Accurate transient heat flux from simple treatment of surface temperature distribution in the semi-infinite case

TL;DR

This paper introduces a simplified analytical method to accurately estimate transient heat flux from surface temperature measurements in semi-infinite materials, effectively isolating multi-dimensional effects for practical use.

Contribution

It presents a new approach that separates one-dimensional and multi-dimensional components of heat flux, simplifying calculations and improving accuracy in transient heat conduction analysis.

Findings

Recovery of heat flux within 1% accuracy for 2D distributions

Effective approximation of multi-dimensional conduction using second derivatives

Practical discretization levels sufficient for typical experimental uncertainties

Abstract

When the variations of surface temperature are measured both spatially and temporally, analytical expressions that correctly account for multi-dimensional transient conduction can be applied. To enhance the accessibility of these accurate multi-dimensional methods, expressions for converting between surface temperature and heat flux are presented as the sum of the one-dimensional component plus the multi-dimensional component. Advantage arises herein because potential numerical challenges are isolated within the one-dimensional component and practitioners are already familiar with well-established one-dimensional methods.
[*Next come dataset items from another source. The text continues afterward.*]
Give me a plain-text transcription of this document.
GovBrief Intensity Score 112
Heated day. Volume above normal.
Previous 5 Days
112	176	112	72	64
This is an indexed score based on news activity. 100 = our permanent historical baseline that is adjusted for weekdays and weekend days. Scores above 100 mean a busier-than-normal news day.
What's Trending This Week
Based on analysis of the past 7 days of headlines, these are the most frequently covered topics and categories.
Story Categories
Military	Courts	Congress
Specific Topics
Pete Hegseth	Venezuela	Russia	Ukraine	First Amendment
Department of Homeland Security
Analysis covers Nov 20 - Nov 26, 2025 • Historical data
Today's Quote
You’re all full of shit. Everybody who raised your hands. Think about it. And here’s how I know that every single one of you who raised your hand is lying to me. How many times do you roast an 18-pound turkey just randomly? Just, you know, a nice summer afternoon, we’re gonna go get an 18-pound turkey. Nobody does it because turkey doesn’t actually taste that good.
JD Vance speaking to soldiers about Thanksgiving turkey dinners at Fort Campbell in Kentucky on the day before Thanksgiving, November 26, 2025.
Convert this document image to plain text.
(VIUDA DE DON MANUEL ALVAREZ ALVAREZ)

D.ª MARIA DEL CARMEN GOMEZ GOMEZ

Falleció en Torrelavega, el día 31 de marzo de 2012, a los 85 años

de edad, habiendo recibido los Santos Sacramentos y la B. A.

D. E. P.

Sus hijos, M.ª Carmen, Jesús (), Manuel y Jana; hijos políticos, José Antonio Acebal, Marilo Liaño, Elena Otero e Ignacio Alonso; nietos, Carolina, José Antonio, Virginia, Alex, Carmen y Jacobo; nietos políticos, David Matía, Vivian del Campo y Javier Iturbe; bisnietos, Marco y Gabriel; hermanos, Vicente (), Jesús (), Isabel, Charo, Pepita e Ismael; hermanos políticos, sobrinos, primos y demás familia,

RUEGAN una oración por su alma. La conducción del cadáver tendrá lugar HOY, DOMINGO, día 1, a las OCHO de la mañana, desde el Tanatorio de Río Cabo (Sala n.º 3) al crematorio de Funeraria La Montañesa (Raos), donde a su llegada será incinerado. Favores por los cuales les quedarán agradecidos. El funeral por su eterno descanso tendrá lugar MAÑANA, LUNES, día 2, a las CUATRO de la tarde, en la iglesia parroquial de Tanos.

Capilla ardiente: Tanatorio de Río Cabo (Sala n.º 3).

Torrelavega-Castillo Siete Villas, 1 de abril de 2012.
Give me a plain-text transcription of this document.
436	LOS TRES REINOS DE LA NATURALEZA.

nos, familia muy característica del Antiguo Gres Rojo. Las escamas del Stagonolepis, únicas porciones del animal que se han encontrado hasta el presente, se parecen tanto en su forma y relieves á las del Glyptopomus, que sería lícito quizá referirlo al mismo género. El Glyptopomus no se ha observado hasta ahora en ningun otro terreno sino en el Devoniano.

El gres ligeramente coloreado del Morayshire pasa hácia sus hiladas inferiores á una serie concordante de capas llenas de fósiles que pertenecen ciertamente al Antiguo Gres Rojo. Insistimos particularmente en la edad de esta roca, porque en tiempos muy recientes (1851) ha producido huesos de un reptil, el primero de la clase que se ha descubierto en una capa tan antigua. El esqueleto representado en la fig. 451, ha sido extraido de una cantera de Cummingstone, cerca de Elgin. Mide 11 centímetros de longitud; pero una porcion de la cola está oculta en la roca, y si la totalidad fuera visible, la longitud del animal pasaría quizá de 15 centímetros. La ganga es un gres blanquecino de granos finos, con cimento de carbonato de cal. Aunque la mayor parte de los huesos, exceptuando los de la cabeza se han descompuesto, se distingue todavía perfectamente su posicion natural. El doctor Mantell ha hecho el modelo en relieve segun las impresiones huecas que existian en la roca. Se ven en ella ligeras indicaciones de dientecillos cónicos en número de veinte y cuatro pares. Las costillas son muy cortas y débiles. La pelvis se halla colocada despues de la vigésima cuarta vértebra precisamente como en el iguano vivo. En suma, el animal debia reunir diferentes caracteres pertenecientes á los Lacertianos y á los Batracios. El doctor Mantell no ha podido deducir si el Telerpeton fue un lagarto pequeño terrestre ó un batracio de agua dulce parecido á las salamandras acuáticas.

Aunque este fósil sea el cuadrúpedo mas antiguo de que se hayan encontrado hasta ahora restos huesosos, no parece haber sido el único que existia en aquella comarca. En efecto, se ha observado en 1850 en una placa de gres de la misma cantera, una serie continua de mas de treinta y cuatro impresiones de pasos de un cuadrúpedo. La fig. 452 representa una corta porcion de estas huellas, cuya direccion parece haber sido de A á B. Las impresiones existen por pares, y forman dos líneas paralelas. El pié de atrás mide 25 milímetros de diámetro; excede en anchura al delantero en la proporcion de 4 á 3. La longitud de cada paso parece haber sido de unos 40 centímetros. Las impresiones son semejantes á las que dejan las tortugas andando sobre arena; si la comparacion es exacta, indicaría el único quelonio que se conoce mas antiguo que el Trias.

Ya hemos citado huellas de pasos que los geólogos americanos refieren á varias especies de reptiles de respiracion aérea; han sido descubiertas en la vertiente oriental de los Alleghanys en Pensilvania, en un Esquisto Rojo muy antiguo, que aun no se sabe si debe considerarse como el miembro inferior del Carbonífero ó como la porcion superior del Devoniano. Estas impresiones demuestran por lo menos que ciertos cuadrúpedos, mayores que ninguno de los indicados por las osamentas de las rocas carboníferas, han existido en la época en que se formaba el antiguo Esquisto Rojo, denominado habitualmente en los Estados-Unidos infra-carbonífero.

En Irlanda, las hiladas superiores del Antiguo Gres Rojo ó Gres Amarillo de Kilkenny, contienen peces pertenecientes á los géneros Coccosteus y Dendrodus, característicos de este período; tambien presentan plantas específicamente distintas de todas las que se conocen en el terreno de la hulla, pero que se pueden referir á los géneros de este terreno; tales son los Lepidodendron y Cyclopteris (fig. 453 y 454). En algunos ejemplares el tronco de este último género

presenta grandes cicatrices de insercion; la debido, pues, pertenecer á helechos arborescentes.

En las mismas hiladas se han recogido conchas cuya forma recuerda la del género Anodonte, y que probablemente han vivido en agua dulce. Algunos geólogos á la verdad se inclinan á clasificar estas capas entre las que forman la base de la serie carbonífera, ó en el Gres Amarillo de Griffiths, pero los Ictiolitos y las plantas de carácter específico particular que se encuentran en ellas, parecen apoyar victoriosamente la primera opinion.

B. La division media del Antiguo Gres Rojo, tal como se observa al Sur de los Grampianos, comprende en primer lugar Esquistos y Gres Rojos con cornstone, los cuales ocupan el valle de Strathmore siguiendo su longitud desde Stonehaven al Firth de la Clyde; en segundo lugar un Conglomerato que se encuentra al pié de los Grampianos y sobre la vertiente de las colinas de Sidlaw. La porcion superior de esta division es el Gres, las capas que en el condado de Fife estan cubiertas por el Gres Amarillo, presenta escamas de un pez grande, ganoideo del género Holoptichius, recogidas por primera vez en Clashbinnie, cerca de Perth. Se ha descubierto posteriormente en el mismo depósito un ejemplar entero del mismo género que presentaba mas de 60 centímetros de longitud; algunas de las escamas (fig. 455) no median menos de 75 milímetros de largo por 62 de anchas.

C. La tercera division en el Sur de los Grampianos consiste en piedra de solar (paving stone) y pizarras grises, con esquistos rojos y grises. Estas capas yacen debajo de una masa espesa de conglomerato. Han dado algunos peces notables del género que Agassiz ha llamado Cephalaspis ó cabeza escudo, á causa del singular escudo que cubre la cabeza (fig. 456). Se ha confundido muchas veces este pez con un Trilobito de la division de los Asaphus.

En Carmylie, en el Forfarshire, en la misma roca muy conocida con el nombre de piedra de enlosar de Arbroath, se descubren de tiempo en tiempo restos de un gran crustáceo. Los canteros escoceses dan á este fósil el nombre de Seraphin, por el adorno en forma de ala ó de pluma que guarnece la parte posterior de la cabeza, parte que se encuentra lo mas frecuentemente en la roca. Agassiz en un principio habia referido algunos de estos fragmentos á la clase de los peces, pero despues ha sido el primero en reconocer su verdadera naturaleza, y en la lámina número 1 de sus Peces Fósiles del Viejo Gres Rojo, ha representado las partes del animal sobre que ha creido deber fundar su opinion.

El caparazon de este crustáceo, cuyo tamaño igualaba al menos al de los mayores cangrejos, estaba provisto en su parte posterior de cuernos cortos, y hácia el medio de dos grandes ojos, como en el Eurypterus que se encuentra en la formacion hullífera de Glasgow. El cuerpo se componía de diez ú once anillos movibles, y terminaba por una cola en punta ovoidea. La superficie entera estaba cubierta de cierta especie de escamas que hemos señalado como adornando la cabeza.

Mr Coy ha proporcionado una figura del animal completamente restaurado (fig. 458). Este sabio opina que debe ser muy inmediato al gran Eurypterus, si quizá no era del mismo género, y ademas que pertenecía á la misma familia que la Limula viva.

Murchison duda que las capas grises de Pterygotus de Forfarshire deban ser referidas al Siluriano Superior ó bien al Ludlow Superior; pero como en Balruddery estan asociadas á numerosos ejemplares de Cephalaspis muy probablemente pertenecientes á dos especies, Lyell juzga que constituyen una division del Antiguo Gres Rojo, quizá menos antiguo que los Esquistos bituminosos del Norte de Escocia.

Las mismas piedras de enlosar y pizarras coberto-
The second derivative of the surface heat flux distribution scaled by the thermal diffusivity and the duration of the experiment delivers an approximation of the multi-dimensional conduction term. For the analysis of experiments in which multi-dimensional effects are significant, a simplified numerical approach in which the temperature within each pixel is treated as uniform is demonstrated. The approach involves convolution of temperature differences and pixel-based impulse response functions, followed by a summation of results across the region of interest, but there are no singularities that require special treatment in the multi-dimensional component. Recovery of heat flux distributions to within 1% is demonstrated for two-dimensional heat flux distributions discretized using several tens of elements, and for a three-dimensional distribution discretized using several hundred pixels. Higher accuracy can be achieved by using finer spatial resolution, but the level of discretization used herein is likely sufficient for practical applications since typical experimental uncertainties are much larger than 1%.